Tysons have been here for over 100 years but Avriel says that this is a first; that the normal flood direction is baulked by the mine’s ‘ring tank levees and overburden piles’.

She wonders what the mine is doing with its water, and, looking at the debris on the fence and grid at their boundary with the mine,  I too wonder what invisibles the mine has deposited.

Farmers expect to work with flood plain systems, mines can’t.

There are about 40 mines in the Bowen Basin, many of which interfere with the natural spread and flow system of floodwaters, their massive earthworks blocking and channelling so the plain no longer functions as nature designed.

In the Surat Basin, increasingly sieved with a network of gas wells and test bore holes — Taroom, Chinchilla, Dalby — what will the aftermath damage be from all the submerged and tumbled drilling sites and pipelines? The photo above, passed on by Avriel, is on the Taroom/Roma road.

 Mine management ‘plans’ for hazardous materials and wastes may tick the government boxes for approval but they only work on paper, not on the flood plains.
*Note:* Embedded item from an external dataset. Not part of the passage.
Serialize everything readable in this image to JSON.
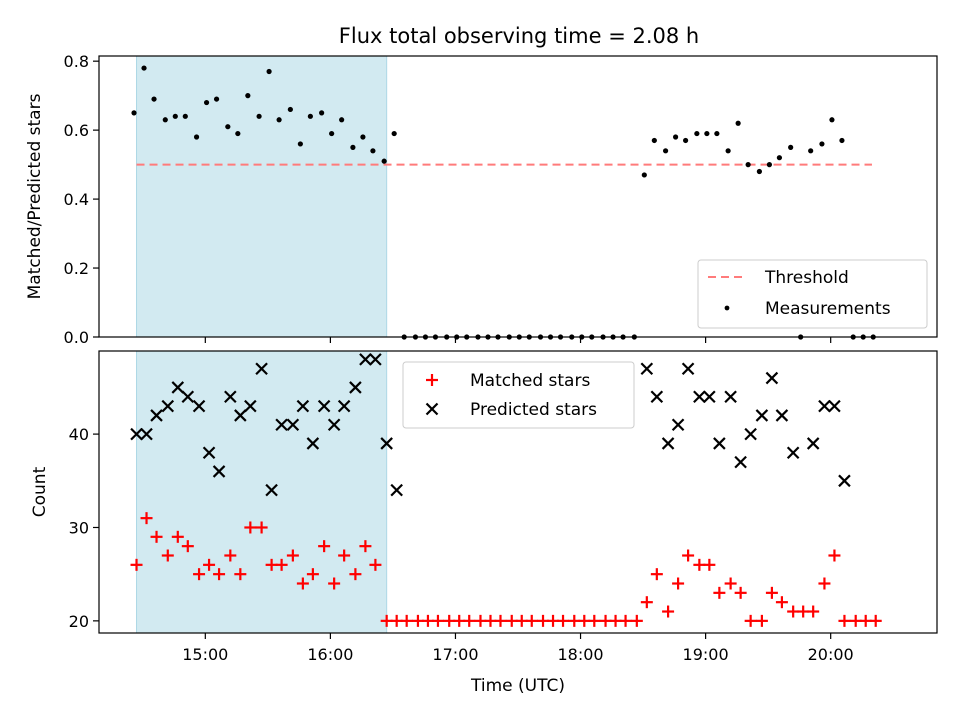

Thirty more mines are planned for the Bowen Basin in the next five years, and half of the existing 40 are expanding.

Poisoned river systems, poisoned silt deposited on farmland?  We need to hear from the mining industry how they are dealing with this aspect of multliple flooded mines, not just how it will hurt their profit margins.

All creatures…

On the first day of the new year, 2011, I choose to feature one of my smallest fellow residents, found lazing in a hydrangea flower.

And I think how lucky he is to live in a protected habitat where only his natural enemies can affect his life.

Yet even in a gazetted Refuge and with a conservation contract on my deeds in perpetuity, were there coal under us, nothing would protect him or me from mining. Coal does not follow the same laws as the rest of our land users.

And that has to change.

Coal needs to be deposed as King in this country.

My New Year resolution is to keep working to make that happen.